A word of advice to Atlanta Braves fans: Quit watching the scoreboard.
Quit worrying about what the Washington Nationals are doing, because they're breaking the Braves' hearts almost nightly.
For proof we give you two recent Nats wins. The first came last Saturday night when the pesky Gnats -- as Braves Nation must surely view them -- scored six runs in the bottom of the eighth inning to turn a probable 6-4 loss against the Marlins into a 10-7 win.
Only it's actually worse when you examine it more closely. Marlins reliever Mike Dunn dropped a toss from first baseman Carlos Lee for what should have been the second out of the inning with no runs yet across.
"Nine out of 10 times or 10 out of 10 times, he's going to make that play," Marlins starter Mark Buehrle said of Dunn's drop. "Unfortunately, he didn't. That pretty much cost us the game."
Now fast-forward to Monday night at Houston, the Nationals having blown a lead against the Dis-Astros, arguably the worst team in baseball. Benefiting from a dropped bunt that ultimately produced two errors on the same play in the 11th inning, the Nationals won 5-4 after blowing a 4-1 lead.
"It doesn't always have to be pretty," Washington manager Davey Johnson said. "We bent a lot, but we didn't break."
Having won 13 of their past 16 heading into Tuesday night's game at Houston, the Nationals are on the kind of surge that could easily break the Braves' spirit, even though Atlanta remains neck-and-neck with Pittsburgh and St. Louis for the final National League wild-card spot.
The Braves won 11 of 16 in that same stretch and still fell two games further behind the Gnats in the NL East standings.
And that was before Atlanta's 3-0 loss to the Phillies on Tuesday night.
But to look inside those previous 16 games from each team before Tuesday is also to see why Braves Nation may have nothing to worry about down the stretch.
It all begins with pitching, long Atlanta's calling card. In those 11 victories, the Braves surrendered a grand total of 17 runs. They scored 62. That averages out to a winning score of 5.6 to 1.5. You can't dominate from the mound much more than that.
By contrast, the Nationals' 13 wins have come by an average score of 6.5 to 3.0, which certainly screams of postseason promise but isn't quite as impressive on the runs-allowed column as 1.5.
Pitching still wins championships more times than not, and that difference of 1.5 runs allowed could prove telling in the final eight weeks of the season.
Beyond that, the Braves are doing it without a strong Cy Young candidate, although recent acquisition Ben Sheets already is 4-1 with a 1.41 earned run average.This entire unsung staff led by Tim Hudson is starting to pitch like the 1969 Mets, 1988 Dodgers or 2010 Giants, probable winners in any game they score at least three runs.
In fact, Sheets may be only the second most efficient Braves starter if manager Fredi Gonzalez follows through with his notion to keep Kris Medlen in a six-man rotation should Tommy Hanson return from the disabled list on Aug. 15 as expected.
Over his last 18 starts, Medlen has gone 7-0 with a 3.62 ERA, the Braves winning 16 of those games, including 13 in a row since May 29, 2010.
Finally, and perhaps most importantly, retiring Braves third baseman Chipper Jones gives Atlanta the one component Washington can't match -- a proven clutch hitter when the stakes are highest.
This is not to say there isn't something magical about these Gnats.
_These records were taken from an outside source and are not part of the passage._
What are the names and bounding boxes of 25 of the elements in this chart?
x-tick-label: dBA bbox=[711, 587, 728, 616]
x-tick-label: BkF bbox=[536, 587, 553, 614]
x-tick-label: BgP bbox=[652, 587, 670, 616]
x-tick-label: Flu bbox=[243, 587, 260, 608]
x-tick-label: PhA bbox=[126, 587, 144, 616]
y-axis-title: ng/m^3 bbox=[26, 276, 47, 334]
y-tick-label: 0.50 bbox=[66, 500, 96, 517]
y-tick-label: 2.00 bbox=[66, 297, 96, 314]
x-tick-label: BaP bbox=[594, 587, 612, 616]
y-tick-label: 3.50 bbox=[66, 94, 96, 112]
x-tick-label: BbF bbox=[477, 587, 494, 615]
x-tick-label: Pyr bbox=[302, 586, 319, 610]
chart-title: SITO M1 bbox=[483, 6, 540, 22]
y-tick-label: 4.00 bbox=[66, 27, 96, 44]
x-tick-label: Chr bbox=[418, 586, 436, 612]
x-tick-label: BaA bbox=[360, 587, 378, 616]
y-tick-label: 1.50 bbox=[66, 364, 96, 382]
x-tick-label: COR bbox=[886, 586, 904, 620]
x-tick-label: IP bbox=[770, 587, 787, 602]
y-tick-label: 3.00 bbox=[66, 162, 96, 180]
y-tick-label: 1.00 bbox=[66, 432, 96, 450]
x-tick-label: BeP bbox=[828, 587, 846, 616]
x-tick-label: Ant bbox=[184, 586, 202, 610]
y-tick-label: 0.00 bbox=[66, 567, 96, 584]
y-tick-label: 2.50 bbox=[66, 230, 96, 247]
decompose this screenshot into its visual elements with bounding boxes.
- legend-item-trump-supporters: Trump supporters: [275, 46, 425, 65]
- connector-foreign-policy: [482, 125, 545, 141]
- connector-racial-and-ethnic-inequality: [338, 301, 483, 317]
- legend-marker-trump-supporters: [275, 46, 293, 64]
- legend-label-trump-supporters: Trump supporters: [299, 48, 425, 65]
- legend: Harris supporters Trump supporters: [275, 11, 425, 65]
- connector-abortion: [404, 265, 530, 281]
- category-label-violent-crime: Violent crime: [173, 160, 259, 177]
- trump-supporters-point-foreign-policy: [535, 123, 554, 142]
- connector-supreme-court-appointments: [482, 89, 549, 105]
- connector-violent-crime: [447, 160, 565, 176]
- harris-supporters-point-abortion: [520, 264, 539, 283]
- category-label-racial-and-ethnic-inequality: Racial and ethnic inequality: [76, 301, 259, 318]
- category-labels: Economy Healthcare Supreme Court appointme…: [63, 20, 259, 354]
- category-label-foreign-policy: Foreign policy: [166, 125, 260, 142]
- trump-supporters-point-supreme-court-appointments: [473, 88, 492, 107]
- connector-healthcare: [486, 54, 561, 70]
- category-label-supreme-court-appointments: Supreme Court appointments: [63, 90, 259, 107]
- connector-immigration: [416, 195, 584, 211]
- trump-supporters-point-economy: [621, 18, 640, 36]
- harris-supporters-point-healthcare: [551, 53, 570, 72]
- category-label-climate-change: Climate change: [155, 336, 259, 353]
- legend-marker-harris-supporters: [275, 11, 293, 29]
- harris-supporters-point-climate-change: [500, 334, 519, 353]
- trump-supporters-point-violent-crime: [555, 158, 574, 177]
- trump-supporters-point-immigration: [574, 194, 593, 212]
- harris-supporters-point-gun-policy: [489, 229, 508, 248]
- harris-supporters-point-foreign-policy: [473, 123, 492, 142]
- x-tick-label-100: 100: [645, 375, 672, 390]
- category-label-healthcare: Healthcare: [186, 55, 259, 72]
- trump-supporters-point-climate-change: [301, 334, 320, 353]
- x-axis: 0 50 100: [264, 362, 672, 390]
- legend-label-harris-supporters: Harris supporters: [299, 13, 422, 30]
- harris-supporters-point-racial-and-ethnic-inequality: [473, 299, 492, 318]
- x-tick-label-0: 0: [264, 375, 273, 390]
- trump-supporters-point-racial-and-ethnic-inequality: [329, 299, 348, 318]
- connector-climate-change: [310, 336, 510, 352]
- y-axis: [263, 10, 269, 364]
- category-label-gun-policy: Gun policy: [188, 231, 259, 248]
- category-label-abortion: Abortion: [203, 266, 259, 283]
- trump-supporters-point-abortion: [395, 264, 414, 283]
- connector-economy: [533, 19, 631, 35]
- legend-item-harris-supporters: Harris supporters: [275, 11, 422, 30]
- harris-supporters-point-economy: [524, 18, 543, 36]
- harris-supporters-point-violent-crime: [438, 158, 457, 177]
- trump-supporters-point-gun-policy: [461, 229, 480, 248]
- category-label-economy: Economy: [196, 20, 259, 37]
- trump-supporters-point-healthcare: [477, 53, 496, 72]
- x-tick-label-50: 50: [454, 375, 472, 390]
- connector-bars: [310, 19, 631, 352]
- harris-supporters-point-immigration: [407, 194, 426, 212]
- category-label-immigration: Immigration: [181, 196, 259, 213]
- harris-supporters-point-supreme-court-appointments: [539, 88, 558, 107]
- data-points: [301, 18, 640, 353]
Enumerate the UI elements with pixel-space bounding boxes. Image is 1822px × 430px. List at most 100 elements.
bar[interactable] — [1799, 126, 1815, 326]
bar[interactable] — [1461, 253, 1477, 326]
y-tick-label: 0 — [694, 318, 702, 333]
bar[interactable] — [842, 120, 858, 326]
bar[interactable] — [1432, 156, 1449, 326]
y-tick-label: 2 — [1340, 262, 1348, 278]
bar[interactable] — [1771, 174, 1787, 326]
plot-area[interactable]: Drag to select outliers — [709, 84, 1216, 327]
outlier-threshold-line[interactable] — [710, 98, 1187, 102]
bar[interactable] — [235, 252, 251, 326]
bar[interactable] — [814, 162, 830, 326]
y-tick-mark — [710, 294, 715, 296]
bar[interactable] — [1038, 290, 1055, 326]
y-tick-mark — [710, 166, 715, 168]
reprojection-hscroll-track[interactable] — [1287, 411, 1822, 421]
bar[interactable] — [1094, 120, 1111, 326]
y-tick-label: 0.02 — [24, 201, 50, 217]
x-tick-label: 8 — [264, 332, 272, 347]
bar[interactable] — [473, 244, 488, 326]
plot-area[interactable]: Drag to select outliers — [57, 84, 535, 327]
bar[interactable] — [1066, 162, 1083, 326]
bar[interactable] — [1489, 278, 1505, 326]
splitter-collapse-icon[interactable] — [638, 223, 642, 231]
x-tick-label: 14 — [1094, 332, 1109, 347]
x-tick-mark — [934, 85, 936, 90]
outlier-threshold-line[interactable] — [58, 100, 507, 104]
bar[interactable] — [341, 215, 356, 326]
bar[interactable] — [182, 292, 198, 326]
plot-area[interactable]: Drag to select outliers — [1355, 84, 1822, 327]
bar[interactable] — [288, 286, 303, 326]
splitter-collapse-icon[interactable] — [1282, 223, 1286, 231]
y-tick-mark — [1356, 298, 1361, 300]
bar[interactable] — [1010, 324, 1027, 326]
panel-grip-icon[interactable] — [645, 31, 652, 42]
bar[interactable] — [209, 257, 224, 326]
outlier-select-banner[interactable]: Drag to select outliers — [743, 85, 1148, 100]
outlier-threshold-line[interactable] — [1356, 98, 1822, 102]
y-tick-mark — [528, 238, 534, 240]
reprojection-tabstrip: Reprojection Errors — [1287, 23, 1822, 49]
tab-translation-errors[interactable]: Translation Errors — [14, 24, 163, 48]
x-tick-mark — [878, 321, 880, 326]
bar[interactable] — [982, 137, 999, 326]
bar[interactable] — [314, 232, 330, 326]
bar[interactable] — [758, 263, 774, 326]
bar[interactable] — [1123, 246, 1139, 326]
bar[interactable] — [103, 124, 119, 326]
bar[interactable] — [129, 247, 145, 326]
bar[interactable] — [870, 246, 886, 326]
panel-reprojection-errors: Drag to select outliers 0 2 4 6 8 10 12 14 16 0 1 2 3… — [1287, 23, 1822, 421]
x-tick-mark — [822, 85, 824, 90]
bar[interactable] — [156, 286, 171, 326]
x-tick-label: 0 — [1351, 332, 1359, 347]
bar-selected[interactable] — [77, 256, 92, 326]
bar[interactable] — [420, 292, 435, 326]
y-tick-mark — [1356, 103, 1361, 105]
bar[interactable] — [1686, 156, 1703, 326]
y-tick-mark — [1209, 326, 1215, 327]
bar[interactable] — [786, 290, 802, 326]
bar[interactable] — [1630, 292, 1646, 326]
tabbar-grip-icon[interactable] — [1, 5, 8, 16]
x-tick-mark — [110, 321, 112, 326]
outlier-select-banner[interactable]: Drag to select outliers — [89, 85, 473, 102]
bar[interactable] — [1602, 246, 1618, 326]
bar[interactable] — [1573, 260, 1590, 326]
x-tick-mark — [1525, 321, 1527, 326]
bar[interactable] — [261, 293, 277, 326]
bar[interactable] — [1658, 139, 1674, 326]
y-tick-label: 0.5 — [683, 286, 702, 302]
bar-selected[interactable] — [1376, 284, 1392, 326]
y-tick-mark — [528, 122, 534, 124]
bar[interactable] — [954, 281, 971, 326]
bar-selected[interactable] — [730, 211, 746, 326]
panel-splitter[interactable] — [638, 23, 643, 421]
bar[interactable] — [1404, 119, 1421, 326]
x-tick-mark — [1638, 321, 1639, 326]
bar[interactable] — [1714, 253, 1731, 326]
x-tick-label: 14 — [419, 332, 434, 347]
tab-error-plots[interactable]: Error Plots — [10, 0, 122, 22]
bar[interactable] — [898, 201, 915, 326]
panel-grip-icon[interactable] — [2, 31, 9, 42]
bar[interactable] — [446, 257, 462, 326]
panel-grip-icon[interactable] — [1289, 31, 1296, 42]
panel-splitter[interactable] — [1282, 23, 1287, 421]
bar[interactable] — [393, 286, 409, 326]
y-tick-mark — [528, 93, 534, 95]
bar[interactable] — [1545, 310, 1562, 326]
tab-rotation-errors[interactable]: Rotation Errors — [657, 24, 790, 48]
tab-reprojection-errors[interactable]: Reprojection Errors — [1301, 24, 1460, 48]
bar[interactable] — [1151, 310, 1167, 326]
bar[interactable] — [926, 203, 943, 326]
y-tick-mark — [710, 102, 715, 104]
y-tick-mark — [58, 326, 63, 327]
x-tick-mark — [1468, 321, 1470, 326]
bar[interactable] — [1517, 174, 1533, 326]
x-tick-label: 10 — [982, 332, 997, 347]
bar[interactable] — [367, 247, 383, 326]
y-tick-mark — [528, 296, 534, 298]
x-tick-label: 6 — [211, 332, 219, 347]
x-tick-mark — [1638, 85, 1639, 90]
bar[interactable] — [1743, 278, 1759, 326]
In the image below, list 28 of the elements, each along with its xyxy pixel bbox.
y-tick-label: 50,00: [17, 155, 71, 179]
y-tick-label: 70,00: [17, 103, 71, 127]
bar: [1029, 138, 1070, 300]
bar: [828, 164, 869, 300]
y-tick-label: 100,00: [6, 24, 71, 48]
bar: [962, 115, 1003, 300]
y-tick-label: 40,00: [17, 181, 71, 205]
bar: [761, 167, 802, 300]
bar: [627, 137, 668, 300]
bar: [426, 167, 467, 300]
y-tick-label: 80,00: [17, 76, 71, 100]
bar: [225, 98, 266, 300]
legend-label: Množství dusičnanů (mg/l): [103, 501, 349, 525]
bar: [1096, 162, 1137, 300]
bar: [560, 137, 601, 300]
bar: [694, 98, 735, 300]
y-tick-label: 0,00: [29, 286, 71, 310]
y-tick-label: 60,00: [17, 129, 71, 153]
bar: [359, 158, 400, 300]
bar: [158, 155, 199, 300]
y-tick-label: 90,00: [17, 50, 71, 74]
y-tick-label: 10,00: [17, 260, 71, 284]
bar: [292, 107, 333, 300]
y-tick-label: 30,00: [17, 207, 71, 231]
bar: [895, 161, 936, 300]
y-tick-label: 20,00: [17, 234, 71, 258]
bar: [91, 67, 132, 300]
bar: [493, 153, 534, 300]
In fact, go back 21 years and they could easily be those '91 Braves, arguably the greatest worst-to-first story in National League history.
Washington doesn't seem the equal of Atlanta on paper, but it has won eight of 12 meetings to date between the two clubs. And just like those '91 Braves, these Gnats can both chug and charm, their wins touched as much by pixie dust as true grit.
"It's a tight race," Washington star rookie Bryce Harper said this past weekend. "The Braves are playing well; we're playing well. We win; they win. It's going to be tough to keep it going. [But] we're a fun team and we love to win."
With stories such as Chipper's retirement, Sheets' rebirth and Medlen's versatility, Atlanta is a fun team, too. Now it just has to hope the Nationals begin losing enough for anyone beyond Braves Nation to have reason to notice.